Apesar do caráter paradoxal dos questionamentos anteriormente descritos, continuamos a percorrer o sinuoso caminho apontado pela nossa razão, intuição, fé, entre outros aspectos que condicionam as vontades humanas. Talvez aquele que seja alheio as noções temporais, possa estabelecer naturalmente uma perfeita sincronia com a música e a dança do Cosmos, com o sutil caráter subjetivo e incerto deste último. Este Ser se encontra, pois, em um nível de harmonia interna e externa que o leva aos íntimos segredos da dinâmica do fluxo cósmico ou universal. Contudo, não excluo a possibilidade da Natureza estar brincando conosco, afinal ela é, definitivamente, mais esperta. Deus pode estar somente jogando dados com o Universo!

29 de agosto de 2008, Raphael Lisboa.
Estudante de Física da UFBA e estagiário do Programa Social de Educação, Vocação e Divulgação Científica da UFBA

2 comentários:

Anônimo disse...

"O tempo... ah! O tempo!"

Ótimo texto!

Anônimo disse...

Parabéns, Raphael!

Poucas vezes, li um artigo tão profundo a respeito do tempo! Está muito bom!

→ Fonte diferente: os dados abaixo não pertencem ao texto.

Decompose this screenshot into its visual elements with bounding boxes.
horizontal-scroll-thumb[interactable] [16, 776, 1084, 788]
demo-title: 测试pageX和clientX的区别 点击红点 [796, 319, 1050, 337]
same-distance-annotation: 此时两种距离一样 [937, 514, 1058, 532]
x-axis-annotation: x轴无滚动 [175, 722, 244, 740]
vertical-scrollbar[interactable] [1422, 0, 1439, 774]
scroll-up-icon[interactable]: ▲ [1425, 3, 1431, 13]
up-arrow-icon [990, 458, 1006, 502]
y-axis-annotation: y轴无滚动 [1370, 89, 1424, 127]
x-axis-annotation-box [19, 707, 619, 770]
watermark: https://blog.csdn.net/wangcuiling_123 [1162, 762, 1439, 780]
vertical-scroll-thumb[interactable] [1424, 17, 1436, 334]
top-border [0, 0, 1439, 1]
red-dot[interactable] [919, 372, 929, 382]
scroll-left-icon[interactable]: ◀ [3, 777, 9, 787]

Particularmente, acredito que, assim como criamos nomes para categorizar as coisas (afinal isso nos dá uma sensação de ‘controle’ e ‘poder’ sobre elas), criamos o ‘tempo’ para explicar porque as coisas findam. Talvez esse ‘tempo’ exista mesmo, afinal, existem tantas coisas que fogem ao meu conhecimento que não me arrisco a ser taxativamente ‘contra’ a sua existência, mas eu acredito que nós seres humanos, ditos racionais, nos prendemos a esse ‘tempo’ de tal forma que isso nos faz viver ‘presos’ aos acontecimentos do passado e traçar metas para o futuro (que nem sequer existe – ou existe?) e, por isso, concordo plenamente com você, algumas pessoas foram ‘safas’ e transformaram o ‘tempo’ em “mais uma forma de dominação do Ser pelo Ser”.

Será mesmo que “os comportamentos que regem a nossa realidade microscópica e macroscópica são tão distintos”? Ou estamos tão presos ao paradigma cartesiano do “isso ou aquilo” que não conseguimos conceber a existência de uma outra explicação por achá-la absurda? Acredito que a segunda é a mais correta.